Raw Hardcore Noise Rock
Detroit: The Dream Is Dead - The Collected Works of a Midwest Hardcore Noise Band 1982 spans the entire short career of Blight, consisting of their nine-song self-titled EP, a pair of four-track demos, and a 16-minute live set from a Detroit show where Blight opened up for the Dead Kennedys.
From the opening track, "Blight", it's immediately apparent that this is something completely different, even in today's punk scene. Blight has a sound that's menacing and powerful. Sludgy guitars and drum lines carry themselves along, complimented by Tesco Vee's guttural vocals. The songs aren't fast, but they never drag. They sound like they are exactly the speed they need to be to contain the power of the music and carry it forward.
Almost every song on Detroit: The Dream is Dead sounds like a machine, or an assembly line. As many of the songs carry themselves forward, they sound like there is only one way they could ever be interpreted. It's almost mechanical, occasionally interrupted by vocals, or in the case of "Seven Winds Over The Gobi Desert", an electrified, distorted trumpet.

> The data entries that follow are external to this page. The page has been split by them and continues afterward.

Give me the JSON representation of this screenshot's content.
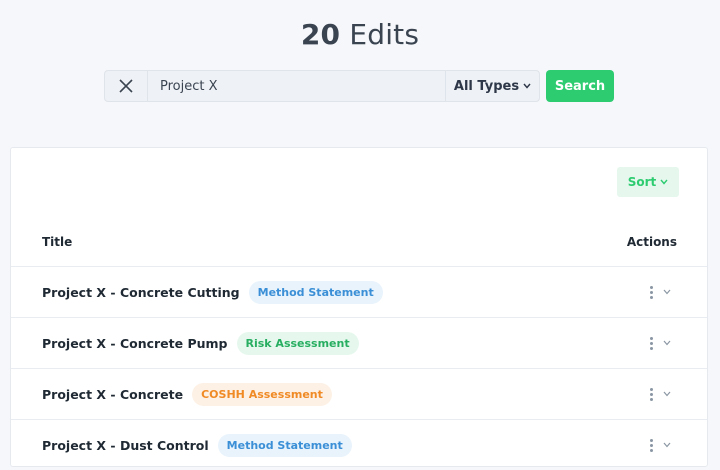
{
  "header": {
    "count": "20",
    "label": "Edits"
  },
  "search": {
    "value": "Project X",
    "placeholder": "",
    "type_filter": "All Types",
    "button_label": "Search"
  },
  "list": {
    "sort_label": "Sort",
    "columns": {
      "title": "Title",
      "actions": "Actions"
    },
    "rows": [
      {
        "title": "Project X - Concrete Cutting",
        "type": "Method Statement"
      },
      {
        "title": "Project X - Concrete Pump",
        "type": "Risk Assessment"
      },
      {
        "title": "Project X - Concrete",
        "type": "COSHH Assessment"
      },
      {
        "title": "Project X - Dust Control",
        "type": "Method Statement"
      }
    ]
  },
  "icons": {
    "clear": "close-icon",
    "dropdown": "chevron-down-icon",
    "more": "more-vertical-icon"
  },
  "colors": {
    "accent": "#2ecc71",
    "method_statement": "#3b8fd6",
    "risk_assessment": "#27ae60",
    "coshh_assessment": "#f08a24"
  }
}
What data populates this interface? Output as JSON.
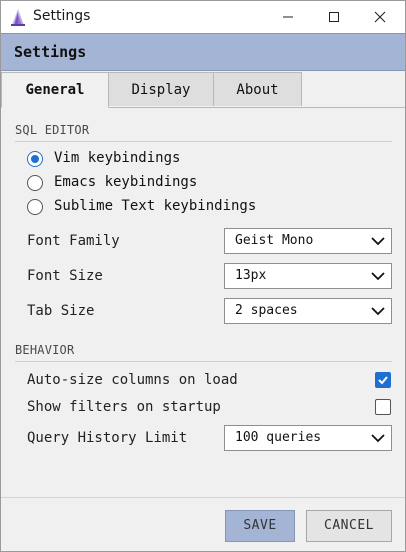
{
  "window": {
    "title": "Settings"
  },
  "header": {
    "title": "Settings"
  },
  "tabs": [
    {
      "label": "General",
      "active": true
    },
    {
      "label": "Display",
      "active": false
    },
    {
      "label": "About",
      "active": false
    }
  ],
  "sql_editor": {
    "label": "SQL EDITOR",
    "keybindings": [
      {
        "label": "Vim keybindings",
        "selected": true
      },
      {
        "label": "Emacs keybindings",
        "selected": false
      },
      {
        "label": "Sublime Text keybindings",
        "selected": false
      }
    ],
    "font_family": {
      "label": "Font Family",
      "value": "Geist Mono"
    },
    "font_size": {
      "label": "Font Size",
      "value": "13px"
    },
    "tab_size": {
      "label": "Tab Size",
      "value": "2 spaces"
    }
  },
  "behavior": {
    "label": "BEHAVIOR",
    "auto_size": {
      "label": "Auto-size columns on load",
      "checked": true
    },
    "show_filters": {
      "label": "Show filters on startup",
      "checked": false
    },
    "history_limit": {
      "label": "Query History Limit",
      "value": "100 queries"
    }
  },
  "footer": {
    "save_label": "SAVE",
    "cancel_label": "CANCEL"
  },
  "colors": {
    "accent": "#1e6fd0",
    "header_band": "#a4b4d4",
    "save_button": "#a4b4d4"
  },
  "icons": {
    "app": "app-logo-icon",
    "minimize": "minimize-icon",
    "maximize": "maximize-icon",
    "close": "close-icon",
    "dropdown": "chevron-down-icon",
    "check": "checkmark-icon"
  }
}
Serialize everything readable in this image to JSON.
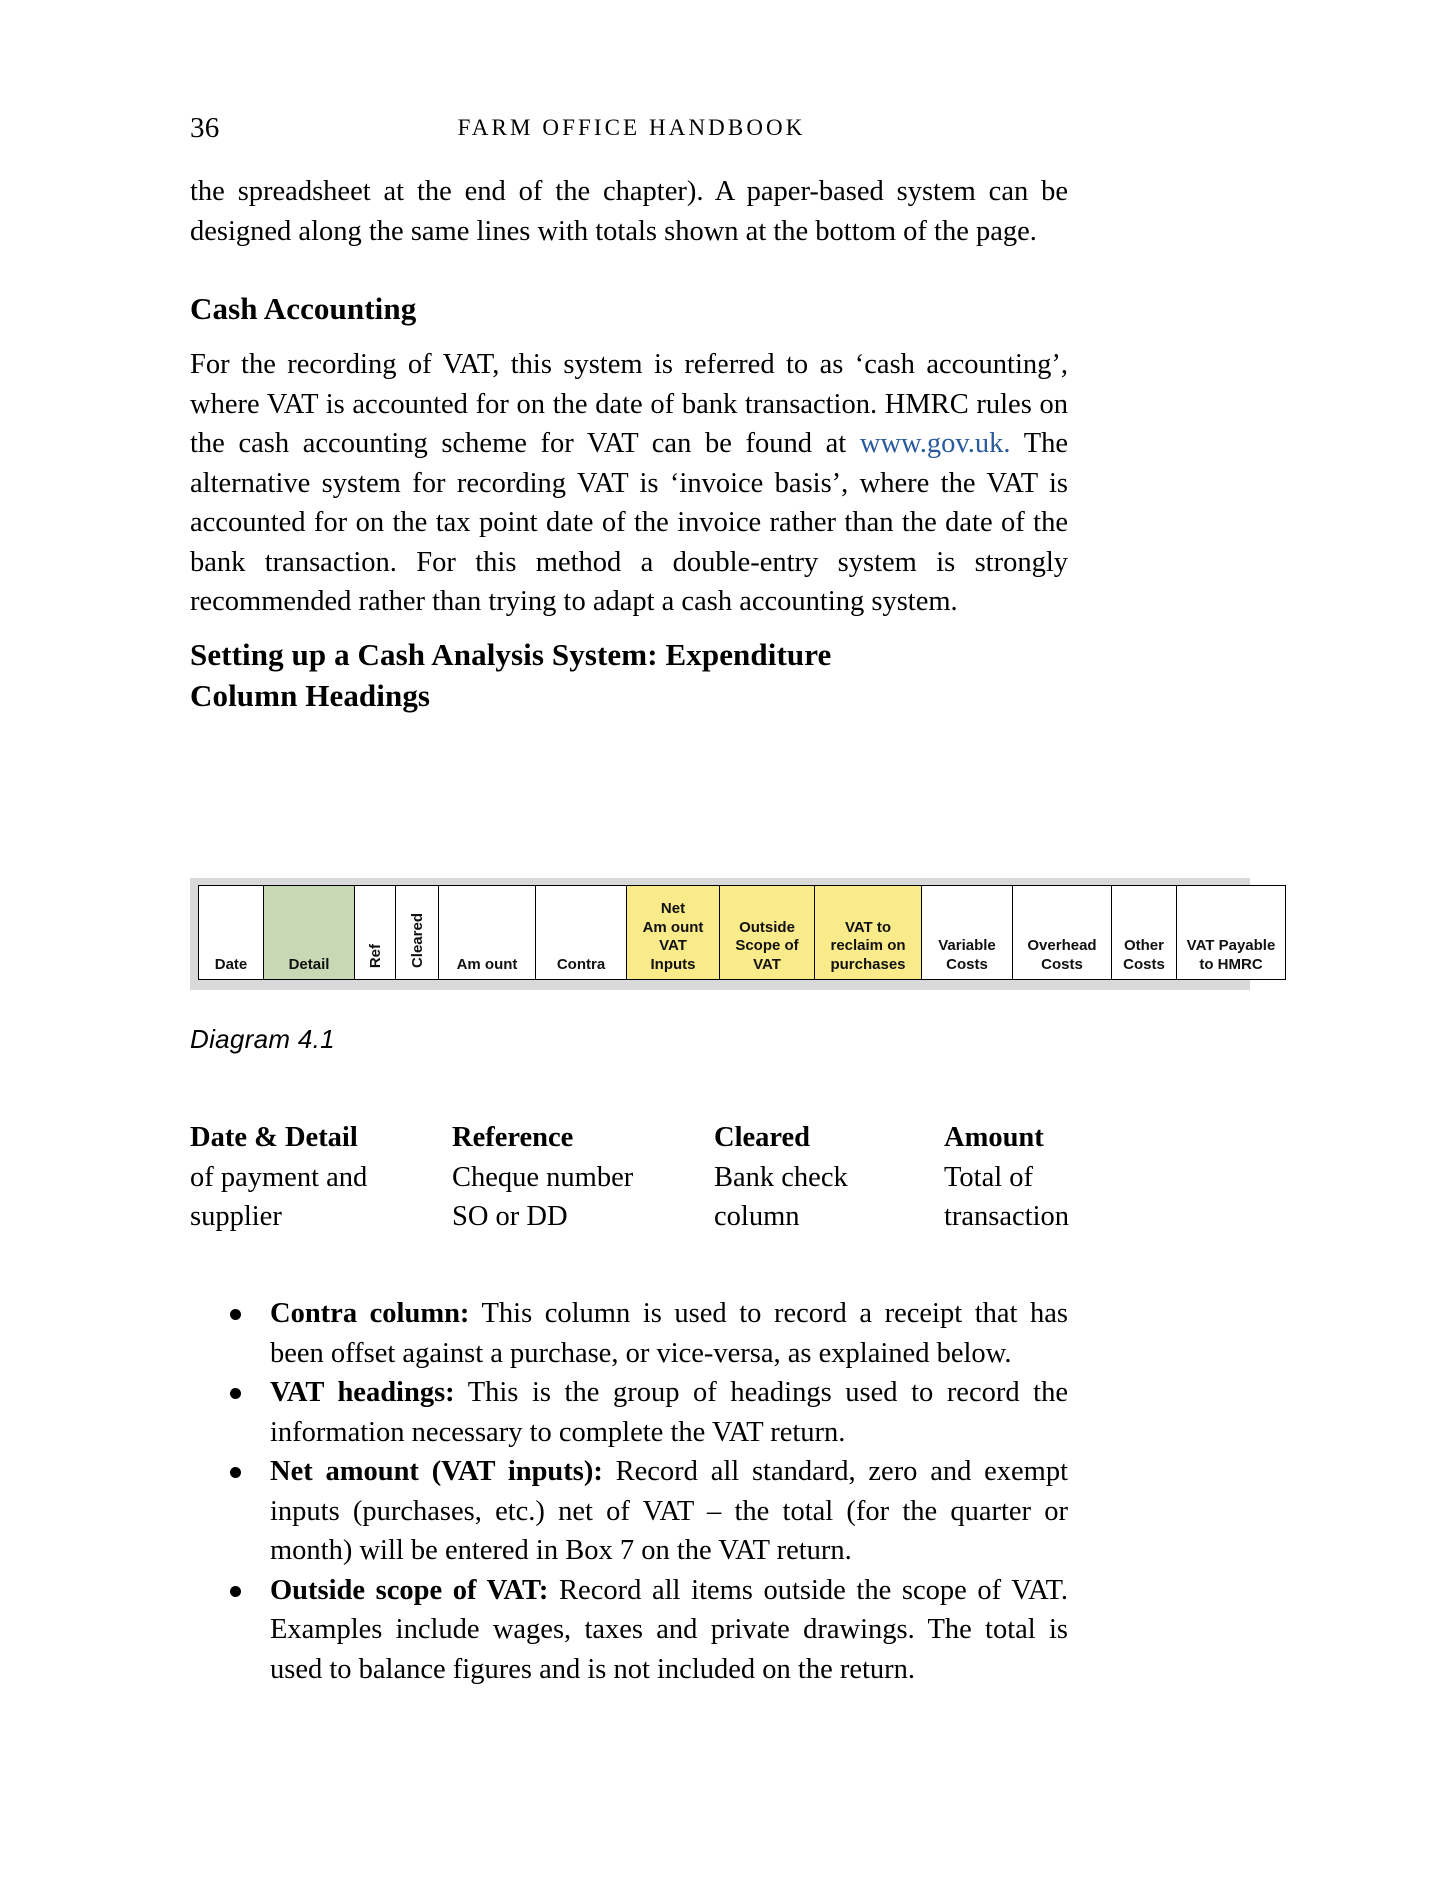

The Sound Still Rings True
Blight was, at the time, a statement on the state of the nation without meaning to be. When the band was practicing and recording, America was facing a recession, and the blue-collar factory workers in Lansing were facing unemployment. When you put the album in that environment, you realize where the trudging mechanical despair stems from. It's perfect that Touch and Go Records has decided to release this compilation now with this title, because it's the perfect soundtrack for the current economy in Detroit as well.